The district court also found the record devoid of evidence that any chemical test was performed. The court implied the hearing officer was incorrect in determining that Nothnagel had a blood alcohol content in violation of the statute, when no chemical test was performed. Before the court, the Director acknowledged that the hearing officer "misstated her order." The court noted that the Director assigned the misstatement to a "`cut-and-paste error'" and asked the court to find that the hearing officer's findings and recommendations were a "`scrivener['s] error.'" The court concluded that the order of revocation was based upon findings and conclusions not supported by the evidence or the law and that the revocation order should be reversed. It dismissed the revocation proceedings.

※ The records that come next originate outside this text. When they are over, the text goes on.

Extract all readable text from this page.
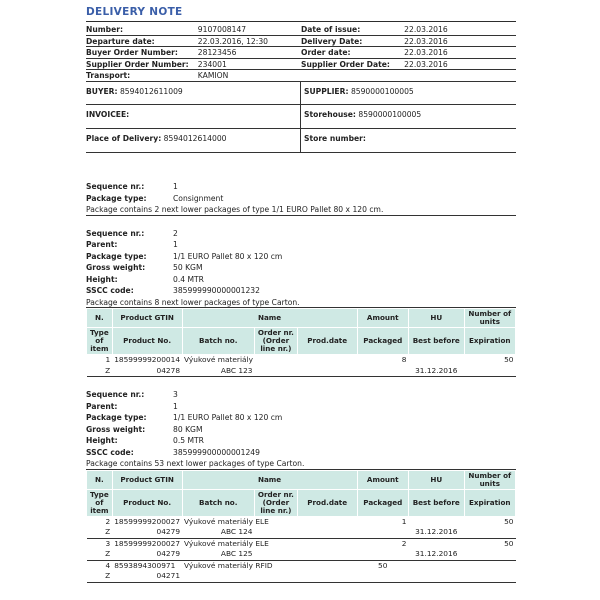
DELIVERY NOTE
Number:	9107008147	Date of issue:	22.03.2016
Departure date:	22.03.2016, 12:30	Delivery Date:	22.03.2016
Buyer Order Number:	28123456	Order date:	22.03.2016
Supplier Order Number:	234001	Supplier Order Date:	22.03.2016
Transport:	KAMION
BUYER: 8594012611009	SUPPLIER: 8590000100005
INVOICEE:	Storehouse: 8590000100005
Place of Delivery: 8594012614000	Store number:
Sequence nr.:	1
Package type:	Consignment
Package contains 2 next lower packages of type 1/1 EURO Pallet 80 x 120 cm.
Sequence nr.:	2
Parent:	1
Package type:	1/1 EURO Pallet 80 x 120 cm
Gross weight:	50 KGM
Height:	0.4 MTR
SSCC code:	385999990000001232
Package contains 8 next lower packages of type Carton.
N.	Product GTIN	Name			Amount	HU	Number of units
Type of item	Product No.	Batch no.	Order nr. (Order line nr.)	Prod.date	Packaged	Best before	Expiration
1	18599999200014	Výukové materiály			8		50
Z	04278	ABC 123				31.12.2016	
Sequence nr.:	3
Parent:	1
Package type:	1/1 EURO Pallet 80 x 120 cm
Gross weight:	80 KGM
Height:	0.5 MTR
SSCC code:	385999900000001249
Package contains 53 next lower packages of type Carton.
N.	Product GTIN	Name			Amount	HU	Number of units
Type of item	Product No.	Batch no.	Order nr. (Order line nr.)	Prod.date	Packaged	Best before	Expiration
2	18599999200027	Výukové materiály ELE			1		50
Z	04279	ABC 124				31.12.2016	
3	18599999200027	Výukové materiály ELE			2		50
Z	04279	ABC 125				31.12.2016	
4	8593894300971	Výukové materiály RFID			50		
Z	04271						
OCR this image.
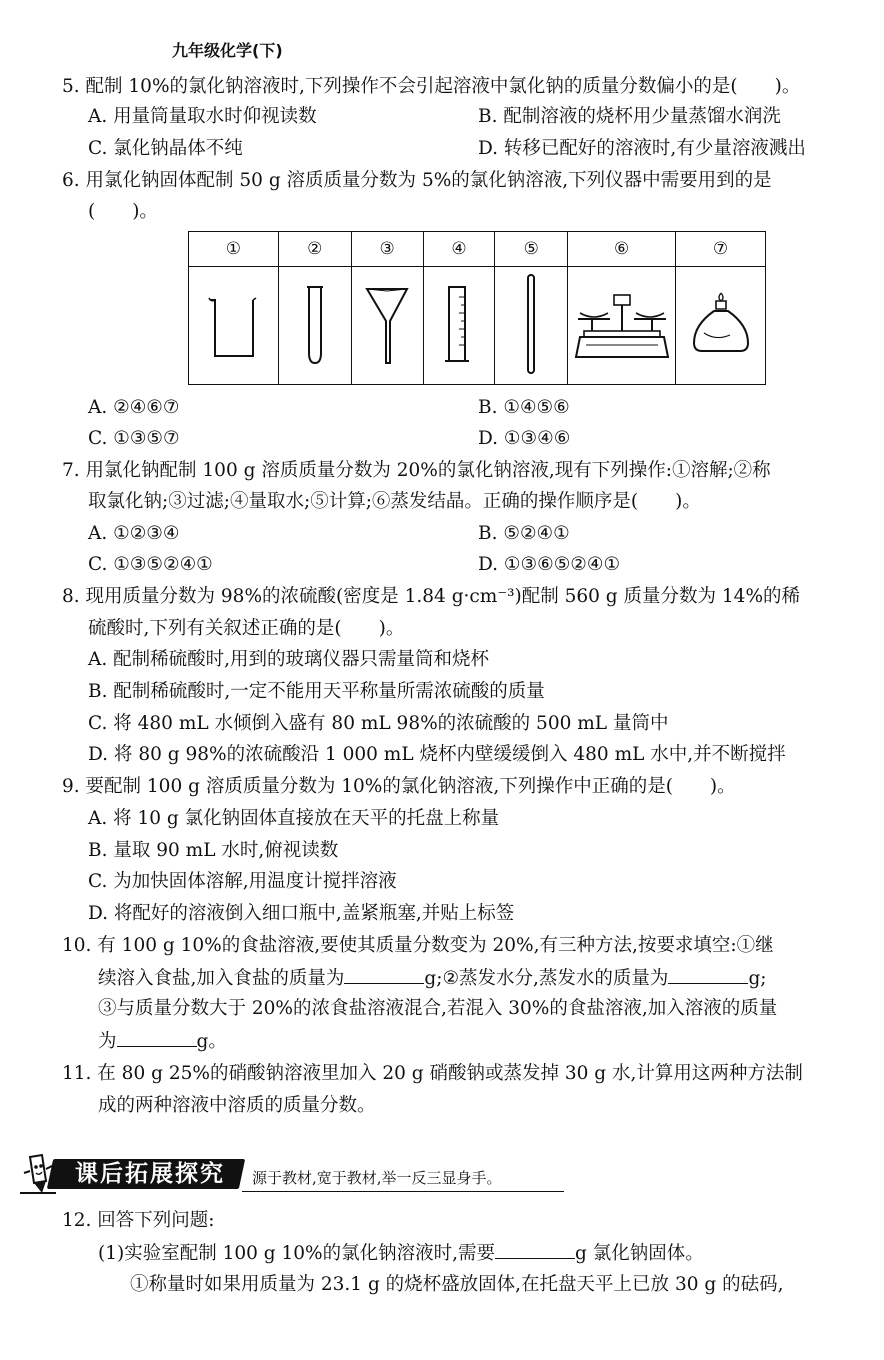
九年级化学(下)
5. 配制 10%的氯化钠溶液时,下列操作不会引起溶液中氯化钠的质量分数偏小的是(　　)。
A. 用量筒量取水时仰视读数	B. 配制溶液的烧杯用少量蒸馏水润洗
C. 氯化钠晶体不纯	D. 转移已配好的溶液时,有少量溶液溅出
6. 用氯化钠固体配制 50 g 溶质质量分数为 5%的氯化钠溶液,下列仪器中需要用到的是
(　　)。
①	②	③	④	⑤	⑥	⑦

A. ②④⑥⑦	B. ①④⑤⑥
C. ①③⑤⑦	D. ①③④⑥
7. 用氯化钠配制 100 g 溶质质量分数为 20%的氯化钠溶液,现有下列操作:①溶解;②称
取氯化钠;③过滤;④量取水;⑤计算;⑥蒸发结晶。正确的操作顺序是(　　)。
A. ①②③④	B. ⑤②④①
C. ①③⑤②④①	D. ①③⑥⑤②④①
8. 现用质量分数为 98%的浓硫酸(密度是 1.84 g·cm⁻³)配制 560 g 质量分数为 14%的稀
硫酸时,下列有关叙述正确的是(　　)。
A. 配制稀硫酸时,用到的玻璃仪器只需量筒和烧杯
B. 配制稀硫酸时,一定不能用天平称量所需浓硫酸的质量
C. 将 480 mL 水倾倒入盛有 80 mL 98%的浓硫酸的 500 mL 量筒中
D. 将 80 g 98%的浓硫酸沿 1 000 mL 烧杯内壁缓缓倒入 480 mL 水中,并不断搅拌
9. 要配制 100 g 溶质质量分数为 10%的氯化钠溶液,下列操作中正确的是(　　)。
A. 将 10 g 氯化钠固体直接放在天平的托盘上称量
B. 量取 90 mL 水时,俯视读数
C. 为加快固体溶解,用温度计搅拌溶液
D. 将配好的溶液倒入细口瓶中,盖紧瓶塞,并贴上标签
10. 有 100 g 10%的食盐溶液,要使其质量分数变为 20%,有三种方法,按要求填空:①继
续溶入食盐,加入食盐的质量为	g;②蒸发水分,蒸发水的质量为	g;
③与质量分数大于 20%的浓食盐溶液混合,若混入 30%的食盐溶液,加入溶液的质量
为	g。
11. 在 80 g 25%的硝酸钠溶液里加入 20 g 硝酸钠或蒸发掉 30 g 水,计算用这两种方法制
成的两种溶液中溶质的质量分数。
课后拓展探究	源于教材,宽于教材,举一反三显身手。
12. 回答下列问题:
(1)实验室配制 100 g 10%的氯化钠溶液时,需要	g 氯化钠固体。
①称量时如果用质量为 23.1 g 的烧杯盛放固体,在托盘天平上已放 30 g 的砝码,
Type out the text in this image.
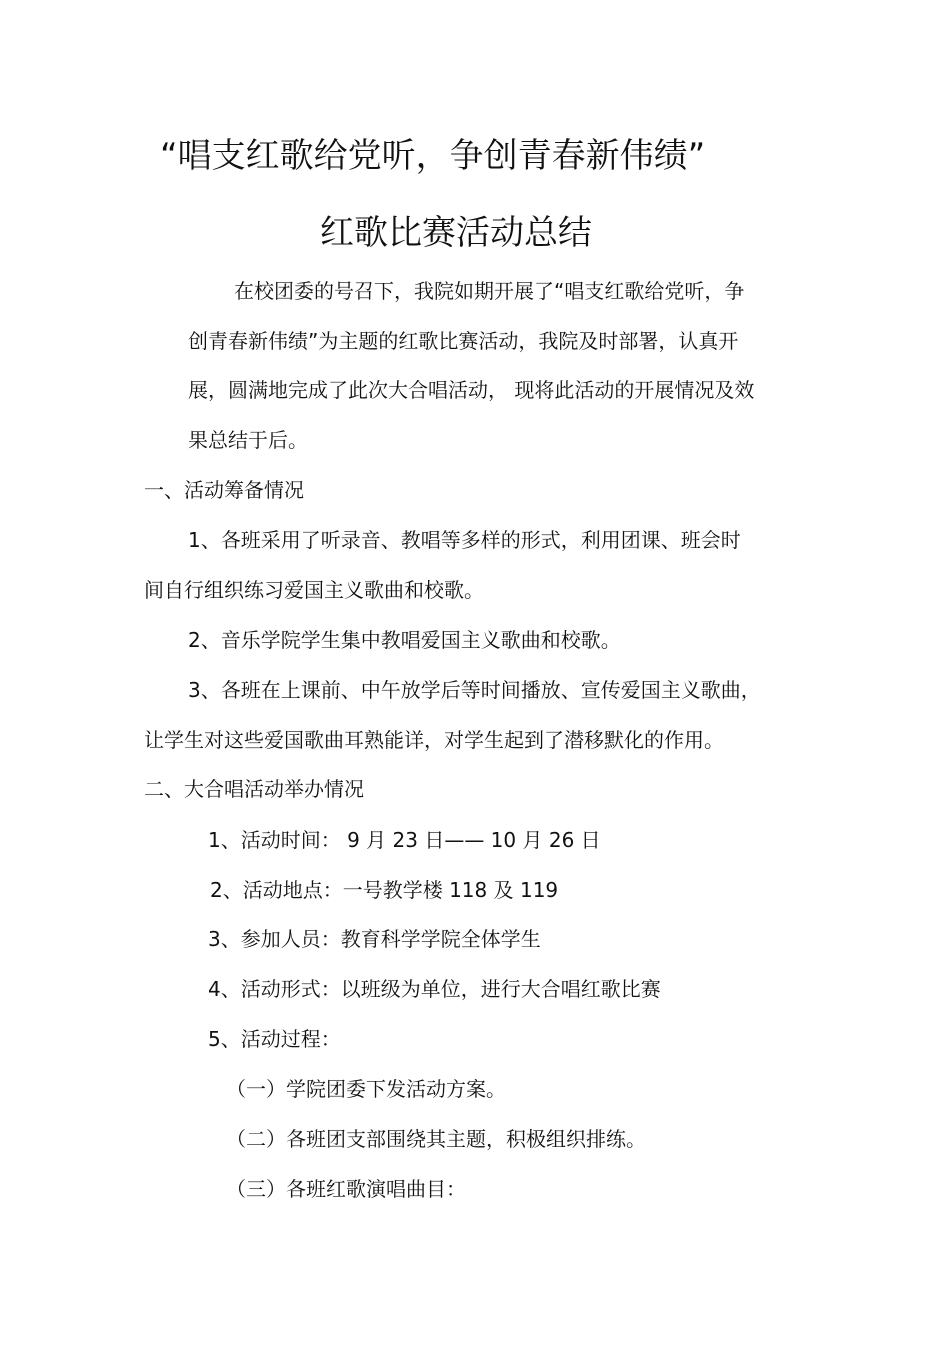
“唱支红歌给党听，争创青春新伟绩”
红歌比赛活动总结
在校团委的号召下，我院如期开展了“唱支红歌给党听，争
创青春新伟绩”为主题的红歌比赛活动，我院及时部署，认真开
展，圆满地完成了此次大合唱活动， 现将此活动的开展情况及效
果总结于后。
一、活动筹备情况
1、各班采用了听录音、教唱等多样的形式，利用团课、班会时
间自行组织练习爱国主义歌曲和校歌。
2、音乐学院学生集中教唱爱国主义歌曲和校歌。
3、各班在上课前、中午放学后等时间播放、宣传爱国主义歌曲，
让学生对这些爱国歌曲耳熟能详，对学生起到了潜移默化的作用。
二、大合唱活动举办情况
1、活动时间： 9 月 23 日—— 10 月 26 日
2、活动地点：一号教学楼 118 及 119
3、参加人员：教育科学学院全体学生
4、活动形式：以班级为单位，进行大合唱红歌比赛
5、活动过程：
（一）学院团委下发活动方案。
（二）各班团支部围绕其主题，积极组织排练。
（三）各班红歌演唱曲目：
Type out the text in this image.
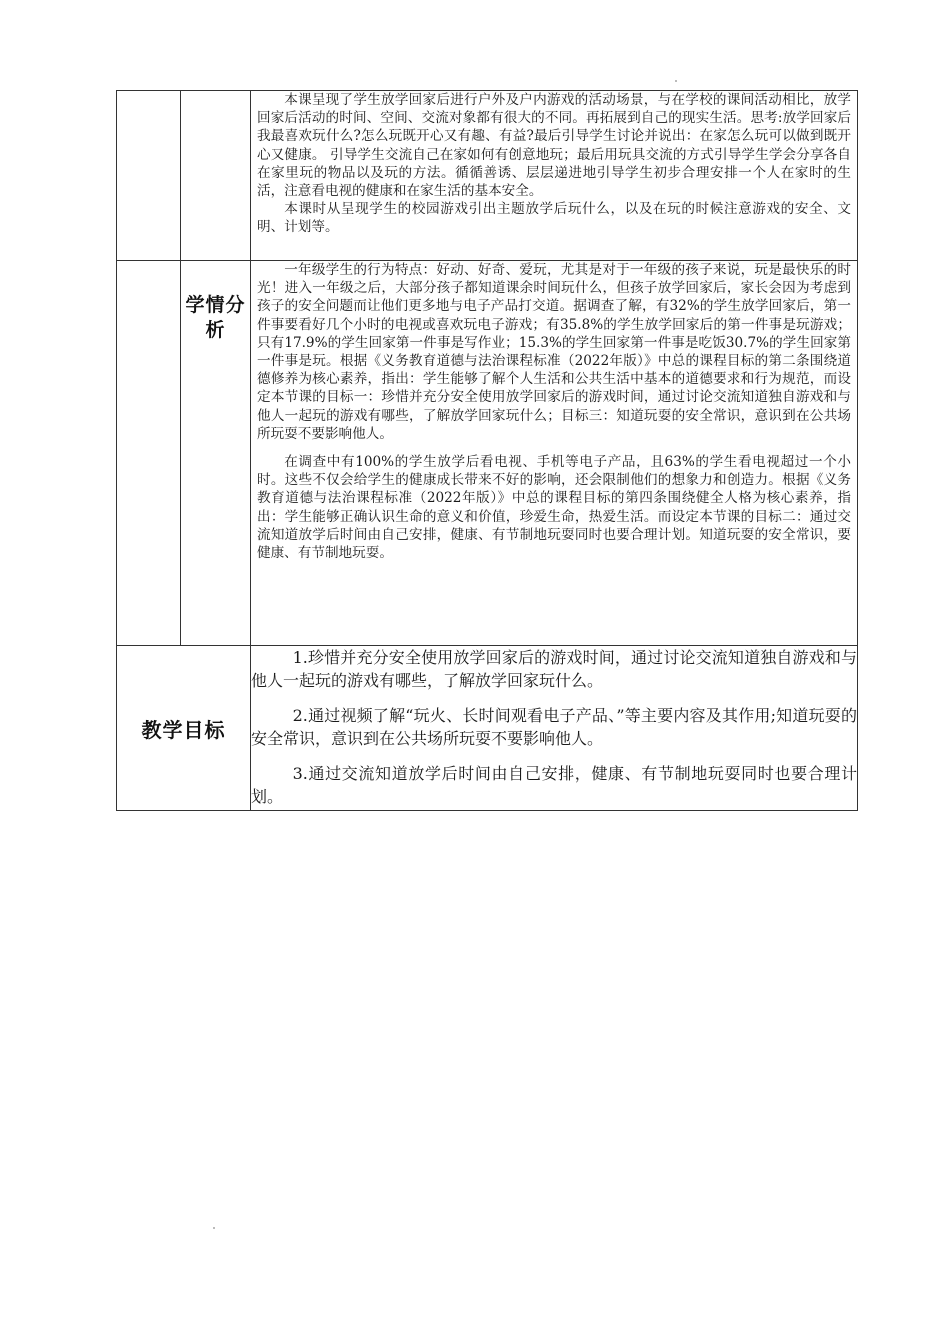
		本课呈现了学生放学回家后进行户外及户内游戏的活动场景，与在学校的课间活动相比，放学回家后活动的时间、空间、交流对象都有很大的不同。再拓展到自己的现实生活。思考:放学回家后我最喜欢玩什么?怎么玩既开心又有趣、有益?最后引导学生讨论并说出：在家怎么玩可以做到既开心又健康。 引导学生交流自己在家如何有创意地玩；最后用玩具交流的方式引导学生学会分享各自在家里玩的物品以及玩的方法。循循善诱、层层递进地引导学生初步合理安排一个人在家时的生活，注意看电视的健康和在家生活的基本安全。

本课时从呈现学生的校园游戏引出主题放学后玩什么，以及在玩的时候注意游戏的安全、文明、计划等。

	学情分析	一年级学生的行为特点：好动、好奇、爱玩，尤其是对于一年级的孩子来说，玩是最快乐的时光！进入一年级之后，大部分孩子都知道课余时间玩什么，但孩子放学回家后，家长会因为考虑到孩子的安全问题而让他们更多地与电子产品打交道。据调查了解，有32%的学生放学回家后，第一件事要看好几个小时的电视或喜欢玩电子游戏；有35.8%的学生放学回家后的第一件事是玩游戏；只有17.9%的学生回家第一件事是写作业；15.3%的学生回家第一件事是吃饭30.7%的学生回家第一件事是玩。根据《义务教育道德与法治课程标准（2022年版）》中总的课程目标的第二条围绕道德修养为核心素养，指出：学生能够了解个人生活和公共生活中基本的道德要求和行为规范，而设定本节课的目标一：珍惜并充分安全使用放学回家后的游戏时间，通过讨论交流知道独自游戏和与他人一起玩的游戏有哪些，了解放学回家玩什么；目标三：知道玩耍的安全常识，意识到在公共场所玩耍不要影响他人。

在调查中有100%的学生放学后看电视、手机等电子产品，且63%的学生看电视超过一个小时。这些不仅会给学生的健康成长带来不好的影响，还会限制他们的想象力和创造力。根据《义务教育道德与法治课程标准（2022年版）》中总的课程目标的第四条围绕健全人格为核心素养，指出：学生能够正确认识生命的意义和价值，珍爱生命，热爱生活。而设定本节课的目标二：通过交流知道放学后时间由自己安排，健康、有节制地玩耍同时也要合理计划。知道玩耍的安全常识，要健康、有节制地玩耍。

教学目标		1.珍惜并充分安全使用放学回家后的游戏时间，通过讨论交流知道独自游戏和与他人一起玩的游戏有哪些，了解放学回家玩什么。

2.通过视频了解“玩火、长时间观看电子产品、”等主要内容及其作用;知道玩耍的安全常识，意识到在公共场所玩耍不要影响他人。

3.通过交流知道放学后时间由自己安排，健康、有节制地玩耍同时也要合理计划。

The Director reinstated Nothnagel's operating privileges and filed a notice of appeal.

ASSIGNMENTS OF ERROR

On appeal, the Director assigns two errors: The district court erred (1) in finding that the record of the ALR hearing contained no evidence that Nothnagel refused to submit to a chemical test as requested and (2) in failing to make independent findings of fact following a de novo review of the record of the ALR hearing and to determine whether revocation of Nothnagel's driver's license pursuant to Neb.Rev. Stat. § 60-498.01(2) (Reissue 2004) was supported by the court's independent findings.

ANALYSIS

The Director first argues that the district court erred in failing to find evidence that Nothnagel refused to submit to a chemical test when requested to do so by the arresting officer. The issue, therefore, is whether there was sufficient evidence that Nothnagel refused to submit to a chemical test.

The arresting officer's sworn report triggers the ALR process by establishing a prima facie basis for revocation. Snyder v. Department of Motor Vehicles, 274 Neb. 168, 736 N.W.2d 731 (2007).